We have more options in terms of more alternatives, more clients, better presence, and a much improved reputation of brands. The Bladex brand in the region now carry significantly more weight than in the past, which means and that makes it much easier for us to attract business, attract clients, attract potential partners, look into new investors, fund the new investments, et cetera.
We are working on 2010 already, and I'll promise to you that the shareholders in the market in general our aim is to build quality in the way we run the company and the result, something similar in relative terms to what we'd been over the last couple of years. That's what we are working on. We are very excited, because we see a lot of opportunities. We are exploring them.
I have spoken before about the factoring business. That's about to come to fruition. I hope we have some news to report to you next quarter when we meet. Ever since we started looking at this project, the prospect for growth in that activity have become even better than they were when we started looking at it.
Like that, we are looking at another couple of new business lines, staying within what we know how to do, that we think are going to provide the company with a real kick over the next couple of years, all of which we do indicate that regardless of the quantitative movement that we have seen in the share price in the last two days, Bladex remains one of the best bargains in the universe. And this is our metrics that we are going to bring forth to the market.
We are planning to do seven road shows this year. We did three last year. We are bringing the word out to mostly former shareholders of Bladex, people that worked with us in the past, that did very well while they worked with us, but because of some reason I know have not been following Bladex in the last two years.
The couple of people that we have contacted informally so far have been extremely interested when we tell them about the changes that have gone in Bladex. And in fact, if you haven't looked at Bladex for two years, some people hardly recognize the company at all and so have demonstrated great interest in hearing our story. What we believe this is going to bring about is an increase in our shareholding, which would be reflected firstly in increased liquidity; something that we know our shareholders would benefit and would ease their minds.

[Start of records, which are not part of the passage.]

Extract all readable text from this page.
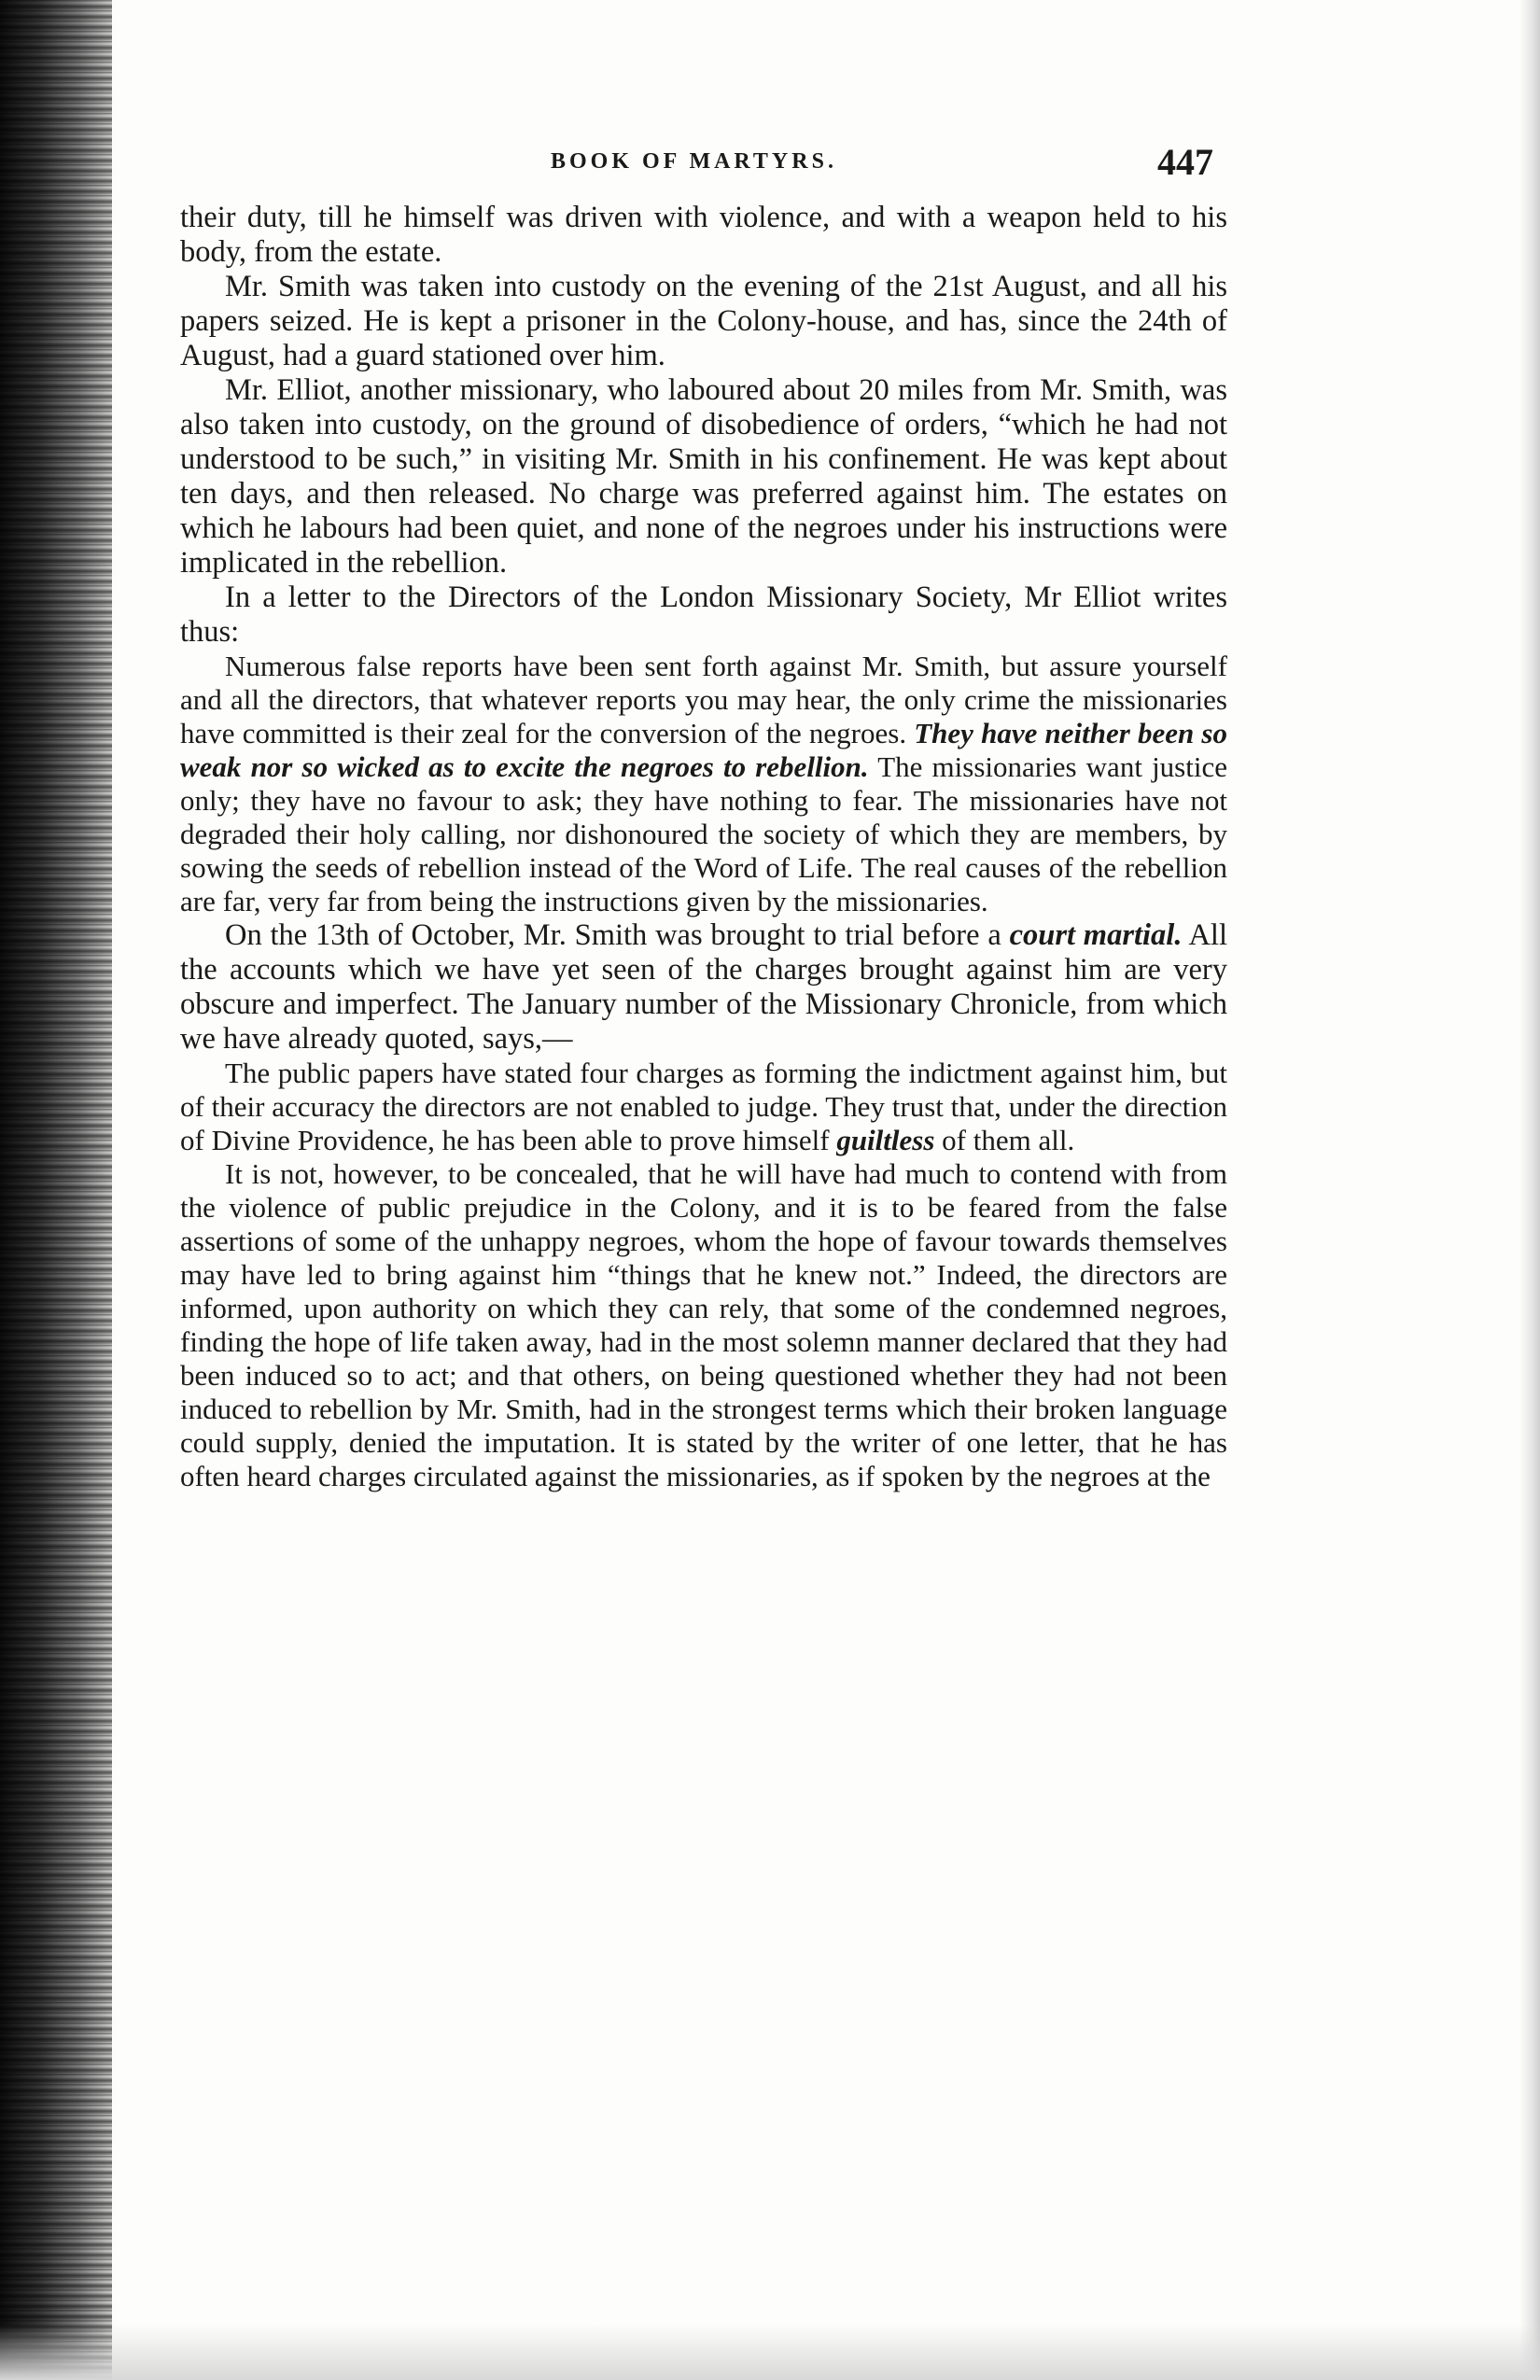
BOOK OF MARTYRS.	447

their duty, till he himself was driven with violence, and with a weapon held to his body, from the estate.

Mr. Smith was taken into custody on the evening of the 21st August, and all his papers seized. He is kept a prisoner in the Colony-house, and has, since the 24th of August, had a guard stationed over him.

Mr. Elliot, another missionary, who laboured about 20 miles from Mr. Smith, was also taken into custody, on the ground of disobedience of orders, “which he had not understood to be such,” in visiting Mr. Smith in his confinement. He was kept about ten days, and then released. No charge was preferred against him. The estates on which he labours had been quiet, and none of the negroes under his instructions were implicated in the rebellion.

In a letter to the Directors of the London Missionary Society, Mr Elliot writes thus:

Numerous false reports have been sent forth against Mr. Smith, but assure yourself and all the directors, that whatever reports you may hear, the only crime the missionaries have committed is their zeal for the conversion of the negroes. They have neither been so weak nor so wicked as to excite the negroes to rebellion. The missionaries want justice only; they have no favour to ask; they have nothing to fear. The missionaries have not degraded their holy calling, nor dishonoured the society of which they are members, by sowing the seeds of rebellion instead of the Word of Life. The real causes of the rebellion are far, very far from being the instructions given by the missionaries.

On the 13th of October, Mr. Smith was brought to trial before a court martial. All the accounts which we have yet seen of the charges brought against him are very obscure and imperfect. The January number of the Missionary Chronicle, from which we have already quoted, says,—

The public papers have stated four charges as forming the indictment against him, but of their accuracy the directors are not enabled to judge. They trust that, under the direction of Divine Providence, he has been able to prove himself guiltless of them all.

It is not, however, to be concealed, that he will have had much to contend with from the violence of public prejudice in the Colony, and it is to be feared from the false assertions of some of the unhappy negroes, whom the hope of favour towards themselves may have led to bring against him “things that he knew not.” Indeed, the directors are informed, upon authority on which they can rely, that some of the condemned negroes, finding the hope of life taken away, had in the most solemn manner declared that they had been induced so to act; and that others, on being questioned whether they had not been induced to rebellion by Mr. Smith, had in the strongest terms which their broken language could supply, denied the imputation. It is stated by the writer of one letter, that he has often heard charges circulated against the missionaries, as if spoken by the negroes at the
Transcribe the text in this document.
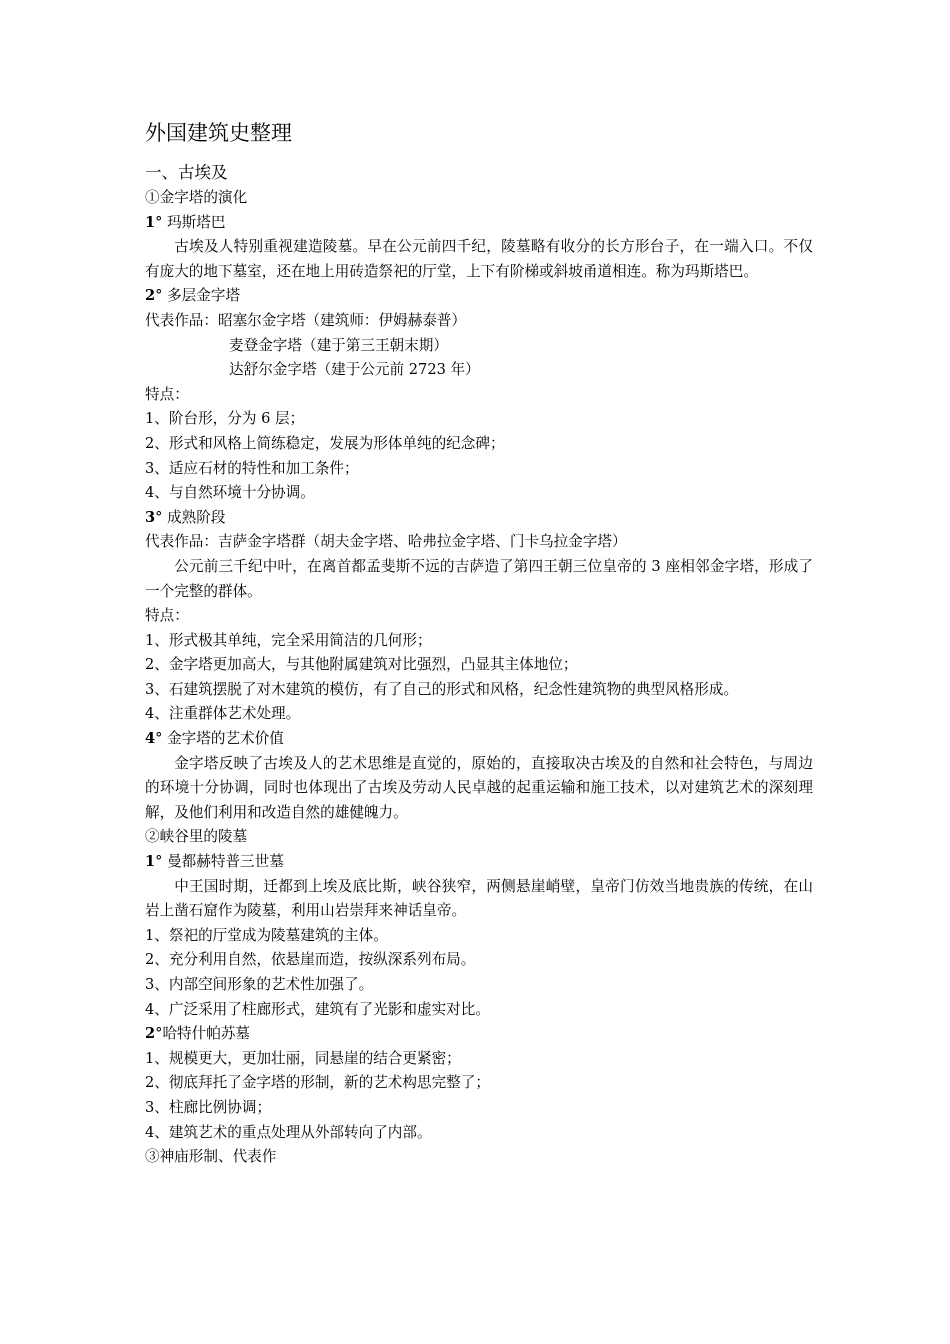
外国建筑史整理
一、古埃及
①金字塔的演化
1° 玛斯塔巴
古埃及人特别重视建造陵墓。早在公元前四千纪，陵墓略有收分的长方形台子，在一端入口。不仅有庞大的地下墓室，还在地上用砖造祭祀的厅堂，上下有阶梯或斜坡甬道相连。称为玛斯塔巴。
2° 多层金字塔
代表作品：昭塞尔金字塔（建筑师：伊姆赫泰普）
麦登金字塔（建于第三王朝末期）
达舒尔金字塔（建于公元前 2723 年）
特点：
1、阶台形，分为 6 层；
2、形式和风格上简练稳定，发展为形体单纯的纪念碑；
3、适应石材的特性和加工条件；
4、与自然环境十分协调。
3° 成熟阶段
代表作品：吉萨金字塔群（胡夫金字塔、哈弗拉金字塔、门卡乌拉金字塔）
公元前三千纪中叶，在离首都孟斐斯不远的吉萨造了第四王朝三位皇帝的 3 座相邻金字塔，形成了一个完整的群体。
特点：
1、形式极其单纯，完全采用简洁的几何形；
2、金字塔更加高大，与其他附属建筑对比强烈，凸显其主体地位；
3、石建筑摆脱了对木建筑的模仿，有了自己的形式和风格，纪念性建筑物的典型风格形成。
4、注重群体艺术处理。
4° 金字塔的艺术价值
金字塔反映了古埃及人的艺术思维是直觉的，原始的，直接取决古埃及的自然和社会特色，与周边的环境十分协调，同时也体现出了古埃及劳动人民卓越的起重运输和施工技术，以对建筑艺术的深刻理解，及他们利用和改造自然的雄健魄力。
②峡谷里的陵墓
1° 曼都赫特普三世墓
中王国时期，迁都到上埃及底比斯，峡谷狭窄，两侧悬崖峭壁，皇帝门仿效当地贵族的传统，在山岩上凿石窟作为陵墓，利用山岩崇拜来神话皇帝。
1、祭祀的厅堂成为陵墓建筑的主体。
2、充分利用自然，依悬崖而造，按纵深系列布局。
3、内部空间形象的艺术性加强了。
4、广泛采用了柱廊形式，建筑有了光影和虚实对比。
2°哈特什帕苏墓
1、规模更大，更加壮丽，同悬崖的结合更紧密；
2、彻底拜托了金字塔的形制，新的艺术构思完整了；
3、柱廊比例协调；
4、建筑艺术的重点处理从外部转向了内部。
③神庙形制、代表作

But secondly of course is the more people we bring in, is the price of the share, the price of the stock ought to benefit as well.
So not only are we concentrating on the business itself. We are also going to be spending significantly more time telling the story of the seven road shows. I'm going to participate personally in at least three. Mr. Celorio would do the rest and hopefully as this story gets out. We don’t believe it is out to the extent that it should be. We should see an immediate and important impact on the value of our share because quite frankly given the results and the trend that we have been able to show, we believe that BLADEX remains a bargain and we don't want that to remain the case for much longer.
So, for those of you who have been with us, thank you very much for your confidence. I think it's been rewarded, we're very confident about the future going forward, both the short-term future and in the medium-term. We have a very strong company, a very strong brand, a very strong franchise. Our skills have been proven and the wind is on our back.
So with that I thank you for attention and I look forward to talking to you again certainly in the course of this conference next quarter. Some of you would be talking to I'm sure, during the road-shows that are coming up both in the West Coast and in the East Coast.
Thank you very much. I wish you all success. Best of luck and we'll see each other next quarter.
Thank you ladies and gentlemen. This does conclude today's teleconference. You may now disconnect.